Schenectady County District Attorney Robert Carney on Thursday also described the document’s meaning simply: “It means the direct appeals are over,” he said.

Carney, who prosecuted the case himself, received the order in the mail Thursday, two days after it was signed.

“It’s very gratifying,” Carney said of the decision. “This gives it some real, solid finality.”

The denial effectively exhausts all of Raucci’s appeals on the state level, leaving only a possible long-shot bid in federal court. A renewed state bid essentially could only be mounted if new evidence surfaces.

Raucci’s case has been closely watched since his February 2009 arrest on a host of charges that included first-degree arson.

The case involved threats and intimidation, all backed up with explosive devices.

Raucci served as facilities manager for the Schenectady City School District, leading a union unit that represented the workers he supervised. It was a dual position that prosecutors said made him valuable to the school administration for his ability to keep labor peace.

Raucci worked to curry favor with those above him in the district while controlling those below him. To accomplish that, he struck out against enemies or perceived enemies using tools that ranged from petty vandalism to planting explosive devices.

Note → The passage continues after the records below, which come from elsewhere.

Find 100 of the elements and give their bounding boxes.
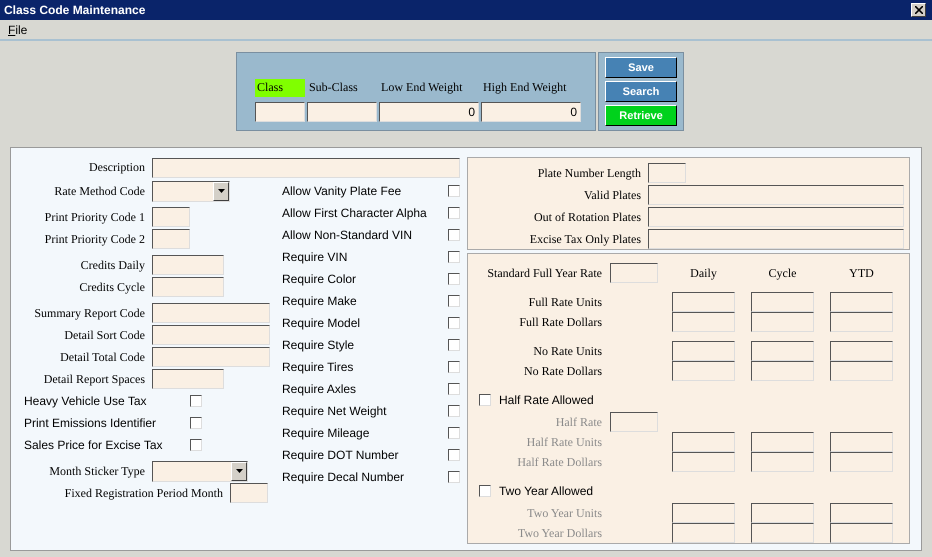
checkbox[interactable] (448, 251, 460, 263)
input-field[interactable] (672, 523, 735, 543)
checkbox-label: Require Make (282, 294, 357, 308)
field-label: Credits Daily (80, 258, 145, 272)
checkbox-label: Allow Vanity Plate Fee (282, 184, 402, 198)
field-label: Standard Full Year Rate (487, 266, 602, 280)
input-field[interactable] (648, 163, 686, 183)
checkbox-label: Require Tires (282, 360, 354, 374)
save-button[interactable]: Save (605, 57, 677, 78)
field-label: No Rate Dollars (524, 364, 602, 378)
input-field[interactable] (152, 255, 224, 275)
field-label: Two Year Units (527, 506, 602, 520)
input-field[interactable] (152, 325, 270, 345)
checkbox[interactable] (479, 394, 491, 406)
input-field[interactable] (152, 369, 224, 389)
checkbox[interactable] (448, 339, 460, 351)
input-field[interactable] (648, 229, 904, 249)
checkbox[interactable] (190, 439, 202, 451)
field-label: Valid Plates (583, 188, 641, 202)
checkbox-label: Require Decal Number (282, 470, 404, 484)
field-label: Credits Cycle (78, 280, 145, 294)
input-field[interactable] (152, 207, 190, 227)
field-label: Half Rate Dollars (517, 454, 602, 470)
input-field[interactable] (830, 523, 893, 543)
search-button[interactable]: Search (605, 81, 677, 102)
input-field[interactable] (751, 452, 814, 472)
field-label: Detail Report Spaces (42, 372, 145, 386)
field-label: Print Priority Code 2 (44, 232, 145, 246)
checkbox[interactable] (448, 273, 460, 285)
input-field[interactable] (751, 523, 814, 543)
checkbox[interactable] (448, 405, 460, 417)
input-field[interactable] (751, 341, 814, 361)
input-field[interactable] (152, 229, 190, 249)
checkbox[interactable] (190, 395, 202, 407)
input-field[interactable] (672, 452, 735, 472)
checkbox[interactable] (448, 361, 460, 373)
input-field[interactable] (672, 503, 735, 523)
checkbox-label: Require Net Weight (282, 404, 386, 418)
dropdown-field[interactable] (152, 460, 248, 482)
checkbox-label: Half Rate Allowed (499, 393, 594, 407)
field-label: No Rate Units (533, 344, 602, 358)
checkbox-label: Require VIN (282, 250, 348, 264)
input-field[interactable] (672, 341, 735, 361)
checkbox-label: Require Axles (282, 382, 356, 396)
field-label: Full Rate Dollars (519, 314, 602, 330)
input-field[interactable]: 0 (481, 102, 581, 122)
field-label: Print Priority Code 1 (44, 210, 145, 224)
input-field[interactable] (751, 503, 814, 523)
field-label: High End Weight (482, 79, 568, 96)
input-field[interactable] (830, 452, 893, 472)
input-field[interactable] (152, 277, 224, 297)
field-label: Out of Rotation Plates (533, 210, 641, 224)
input-field[interactable] (830, 312, 893, 332)
input-field[interactable] (751, 432, 814, 452)
field-label: Rate Method Code (53, 184, 145, 198)
checkbox[interactable] (448, 295, 460, 307)
dropdown-field[interactable] (152, 180, 230, 202)
input-field[interactable] (830, 292, 893, 312)
input-field[interactable] (751, 361, 814, 381)
field-label: Description (88, 160, 145, 175)
input-field[interactable] (672, 432, 735, 452)
input-field[interactable] (610, 263, 658, 283)
input-field[interactable] (672, 312, 735, 332)
checkbox[interactable] (448, 229, 460, 241)
input-field[interactable] (648, 207, 904, 227)
input-field[interactable]: 0 (379, 102, 479, 122)
field-label: Month Sticker Type (48, 464, 145, 478)
input-field[interactable] (152, 303, 270, 323)
checkbox[interactable] (448, 207, 460, 219)
input-field[interactable] (830, 341, 893, 361)
input-field[interactable] (152, 158, 460, 178)
input-field[interactable] (751, 312, 814, 332)
field-label: Excise Tax Only Plates (528, 232, 641, 246)
field-label: Detail Sort Code (63, 328, 145, 342)
checkbox-label: Require Mileage (282, 426, 370, 440)
input-field[interactable] (830, 503, 893, 523)
input-field[interactable] (830, 432, 893, 452)
checkbox-label: Allow Non-Standard VIN (282, 228, 412, 242)
input-field[interactable] (610, 412, 658, 432)
checkbox[interactable] (448, 317, 460, 329)
checkbox[interactable] (190, 417, 202, 429)
close-button[interactable] (911, 3, 926, 17)
checkbox[interactable] (448, 449, 460, 461)
field-label: Plate Number Length (536, 166, 641, 180)
input-field[interactable] (648, 185, 904, 205)
input-field[interactable] (830, 361, 893, 381)
field-label: Sub-Class (308, 79, 359, 96)
input-field[interactable] (672, 361, 735, 381)
input-field[interactable] (255, 102, 305, 122)
checkbox[interactable] (479, 485, 491, 497)
checkbox[interactable] (448, 427, 460, 439)
input-field[interactable] (672, 292, 735, 312)
input-field[interactable] (751, 292, 814, 312)
input-field[interactable] (307, 102, 377, 122)
input-field[interactable] (152, 347, 270, 367)
checkbox[interactable] (448, 185, 460, 197)
checkbox[interactable] (448, 471, 460, 483)
checkbox[interactable] (448, 383, 460, 395)
menu-item[interactable]: File (8, 22, 28, 36)
input-field[interactable] (230, 483, 268, 503)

The end result was the now-65-year-old Raucci’s 2010 conviction on 18 of 21 counts against him. The top count was first-degree arson. His total sentence: 23 years to life in state prison.

No one was injured in any of the incidents.

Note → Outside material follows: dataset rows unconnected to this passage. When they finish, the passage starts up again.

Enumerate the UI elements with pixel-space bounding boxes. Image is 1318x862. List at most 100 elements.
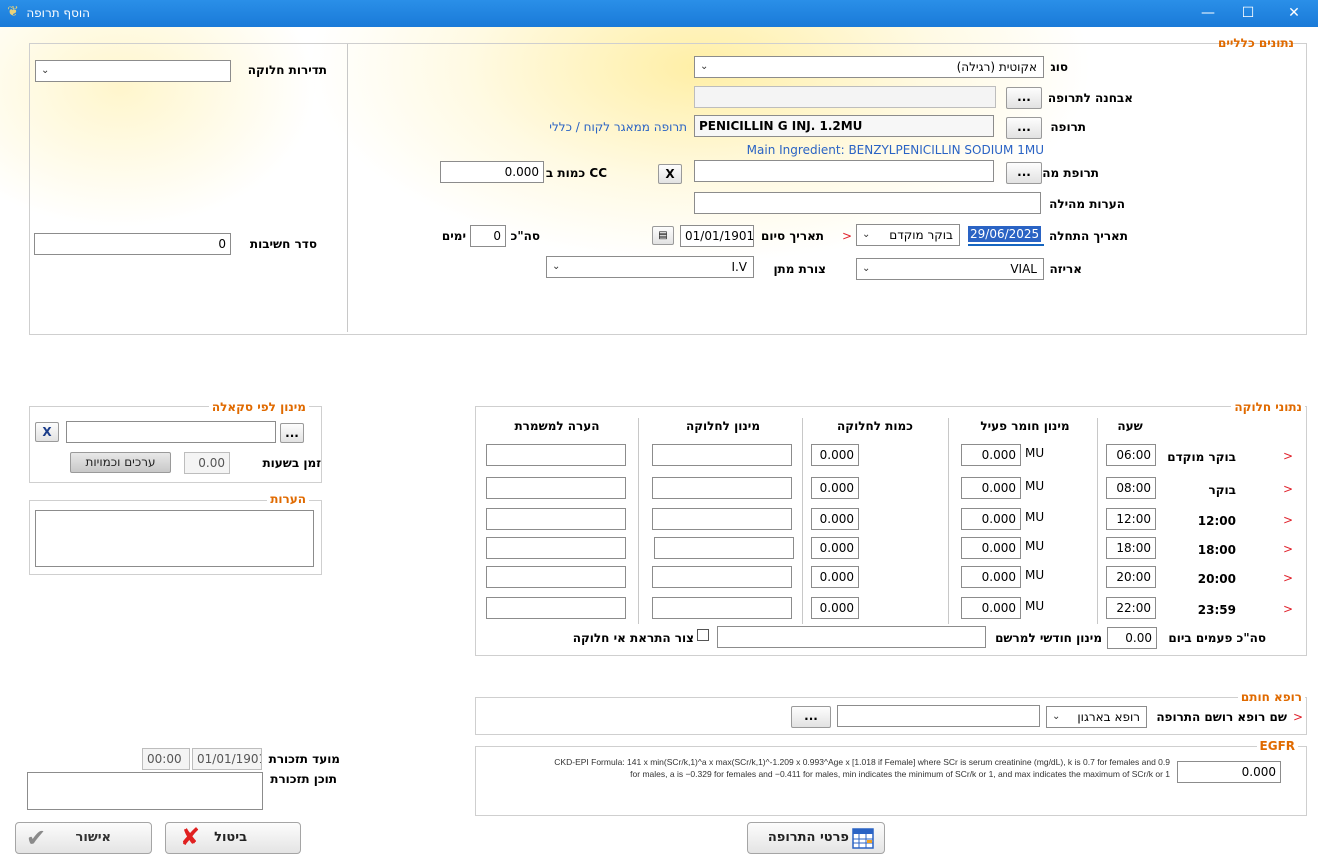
col-divider	[802, 418, 803, 624]
admin-drug-browse-button[interactable]: ...	[1006, 162, 1042, 184]
dose-field[interactable]	[652, 508, 792, 530]
time-field[interactable]: 08:00	[1106, 477, 1156, 499]
quantity-field[interactable]: 0.000	[811, 477, 859, 499]
active-dose-field[interactable]: 0.000	[961, 537, 1021, 559]
route-select[interactable]: ⌄ I.V	[546, 256, 754, 278]
egfr-formula-line: CKD-EPI Formula: 141 x min(SCr/k,1)^a x …	[554, 757, 1170, 767]
row-name-label: 18:00	[1197, 543, 1236, 557]
admin-notes-field[interactable]	[694, 192, 1041, 214]
drug-details-button[interactable]: פרטי התרופה	[747, 822, 885, 854]
quantity-field[interactable]: 0.000	[811, 537, 859, 559]
app-logo-icon: ❦	[7, 4, 19, 20]
active-dose-field[interactable]: 0.000	[961, 444, 1021, 466]
minimize-button[interactable]: —	[1188, 0, 1228, 27]
drug-browse-button[interactable]: ...	[1006, 117, 1042, 139]
times-per-day-label: סה"כ פעמים ביום	[1168, 631, 1266, 645]
admin-drug-field[interactable]	[694, 160, 994, 182]
close-window-button[interactable]: ✕	[1274, 0, 1314, 27]
times-per-day-field[interactable]: 0.00	[1107, 627, 1157, 649]
col-header-quantity: כמות לחלוקה	[837, 419, 913, 433]
dose-field[interactable]	[652, 597, 792, 619]
reminder-content-field[interactable]	[27, 772, 263, 810]
shift-note-field[interactable]	[486, 508, 626, 530]
chevron-down-icon: ⌄	[552, 261, 561, 272]
quantity-field[interactable]: 0.000	[811, 508, 859, 530]
time-field[interactable]: 22:00	[1106, 597, 1156, 619]
priority-field[interactable]: 0	[34, 233, 231, 255]
shift-note-field[interactable]	[486, 597, 626, 619]
notes-textarea[interactable]	[35, 510, 314, 567]
col-divider	[1097, 418, 1098, 624]
cancel-button[interactable]: ביטול ✘	[165, 822, 301, 854]
time-field[interactable]: 20:00	[1106, 566, 1156, 588]
clear-admin-drug-button[interactable]: X	[658, 164, 682, 184]
amount-cc-label: כמות ב CC	[545, 166, 607, 180]
ok-button[interactable]: אישור ✔	[15, 822, 152, 854]
priority-label: סדר חשיבות	[249, 237, 317, 251]
monthly-dose-field[interactable]	[717, 626, 986, 648]
drug-source-link[interactable]: תרופה ממאגר לקוח / כללי	[549, 120, 687, 134]
drug-field[interactable]: PENICILLIN G INJ. 1.2MU	[694, 115, 994, 137]
values-quantities-button[interactable]: ערכים וכמויות	[70, 452, 171, 473]
dose-field[interactable]	[654, 537, 794, 559]
time-field[interactable]: 18:00	[1106, 537, 1156, 559]
reminder-date-field[interactable]: 01/01/1901	[192, 748, 262, 770]
window-title: הוסף תרופה	[26, 6, 90, 20]
end-date-field[interactable]: 01/01/1901	[680, 225, 754, 247]
general-divider	[347, 44, 348, 332]
dose-field[interactable]	[652, 477, 792, 499]
type-select[interactable]: ⌄ אקוטית (רגילה)	[694, 56, 1044, 78]
time-field[interactable]: 06:00	[1106, 444, 1156, 466]
diagnosis-field[interactable]	[694, 86, 996, 108]
doctor-browse-button[interactable]: ...	[791, 706, 831, 728]
start-time-select[interactable]: ⌄ בוקר מוקדם	[856, 224, 960, 246]
doctor-name-field[interactable]	[837, 705, 1040, 727]
active-dose-field[interactable]: 0.000	[961, 477, 1021, 499]
active-dose-field[interactable]: 0.000	[961, 597, 1021, 619]
unit-label: MU	[1025, 446, 1045, 460]
maximize-button[interactable]: ☐	[1228, 0, 1268, 27]
days-label: ימים	[441, 229, 466, 243]
shift-note-field[interactable]	[486, 477, 626, 499]
quantity-field[interactable]: 0.000	[811, 566, 859, 588]
frequency-label: תדירות חלוקה	[247, 63, 327, 77]
egfr-formula-line: for males, a is −0.329 for females and −…	[630, 769, 1170, 779]
start-date-field[interactable]: 29/06/2025	[968, 224, 1044, 246]
unit-label: MU	[1025, 568, 1045, 582]
scale-field[interactable]	[66, 421, 276, 443]
scale-browse-button[interactable]: ...	[280, 423, 304, 443]
quantity-field[interactable]: 0.000	[811, 597, 859, 619]
col-header-hour: שעה	[1117, 419, 1143, 433]
required-marker: >	[1283, 513, 1294, 527]
general-section-frame	[29, 43, 1307, 335]
egfr-field[interactable]: 0.000	[1177, 761, 1281, 783]
required-marker: >	[1283, 571, 1294, 585]
hours-field[interactable]: 0.00	[184, 452, 230, 474]
shift-note-field[interactable]	[486, 444, 626, 466]
active-dose-field[interactable]: 0.000	[961, 508, 1021, 530]
calendar-icon[interactable]: ▤	[652, 226, 674, 245]
start-date-label: תאריך התחלה	[1049, 229, 1128, 243]
required-marker: >	[1293, 710, 1304, 724]
amount-cc-field[interactable]: 0.000	[440, 161, 544, 183]
clear-scale-button[interactable]: X	[35, 422, 59, 442]
ok-button-label: אישור	[75, 830, 111, 845]
title-bar: ❦ הוסף תרופה — ☐ ✕	[0, 0, 1318, 27]
shift-note-field[interactable]	[486, 566, 626, 588]
reminder-time-field[interactable]: 00:00	[142, 748, 190, 770]
egfr-formula-text: CKD-EPI Formula: 141 x min(SCr/k,1)^a x …	[480, 756, 1170, 780]
shift-note-field[interactable]	[486, 537, 626, 559]
diagnosis-browse-button[interactable]: ...	[1006, 87, 1042, 109]
dose-field[interactable]	[652, 444, 792, 466]
active-dose-field[interactable]: 0.000	[961, 566, 1021, 588]
total-days-field[interactable]: 0	[470, 225, 506, 247]
quantity-field[interactable]: 0.000	[811, 444, 859, 466]
doctor-type-select[interactable]: ⌄ רופא בארגון	[1046, 706, 1147, 728]
package-select[interactable]: ⌄ VIAL	[856, 258, 1044, 280]
unit-label: MU	[1025, 479, 1045, 493]
dose-field[interactable]	[652, 566, 792, 588]
monthly-dose-label: מינון חודשי למרשם	[995, 631, 1102, 645]
time-field[interactable]: 12:00	[1106, 508, 1156, 530]
no-dist-alert-checkbox[interactable]	[697, 629, 709, 641]
frequency-select[interactable]: ⌄	[35, 60, 231, 82]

The case became public with Raucci’s arrest in the rear parking lot of Mont Pleasant Middle School. An explosive device similar to ones he was found to have used against his targets was found in his school office.

His trial began a year later, taking the whole of the month of March 2010. He was sentenced that June. The backbone of the sentence was Raucci’s conviction for placing an explosive device on an occupied Rotterdam home in 2001.

This week’s decision from the Court of Appeals had been eagerly anticipated since last June. That’s when the mid-level Appellate Division of the state Supreme Court ruled against Raucci’s defense on nearly every issue raised in the long and complex case.

That ruling left only the Court of Appeals to hear the arguments. Attorneys must convince a judge that there are issues worthy of the high court’s time. The new order showed that was something Raucci’s attorneys could not do.

Contacted late Thursday afternoon, Raucci’s Syracuse-based attorney, Alan Pierce, said he had yet to receive a copy of the order. He declined specific comment.

Told of the order’s contents, though, Pierce generally said he was “extremely disappointed … to say the least.”

Pierce said he would have to talk to his client about options going forward.

Pierce’s argument to get the case before the high court centered largely on whether acts committed outside of Schenectady County were properly tried in Schenectady County.

The Appellate Division found the intent of the acts, including the planting of explosive devices, was to affect the Schenectady City School District.

Judge Pigott’s decision this week, Carney said, backs up that earlier ruling. Pigott found no issues the Court of Appeals needed to consider.

Carney noted that, had the defense won on the issue, Raucci would have faced retrial in multiple counties — and possible consecutive sentences. Currently, Raucci’s sentences for those out-of-county cases run concurrent to his Schenectady County-based sentences.

As for Raucci’s remaining options, Carney said the federal route is generally much more difficult for defendants than state appeals.

Carney, who has led the Schenectady County District Attorney’s Office since 1990, said he doesn’t recall any county case being overturned federally during his time in office.

Handling the Raucci appeal for the Schenectady County District Attorney’s Office was Gerald Dwyer.

Raucci has led a relatively quiet existence at the maximum-security Clinton Correctional Facility in Dannemora since his arrival there. He’s been cited only twice for minor infractions, records show.

Without any further intervention, the next date on Raucci’s calender is October 2031 — his first scheduled visit before a New York State Parole Board. Raucci would be 83 years old.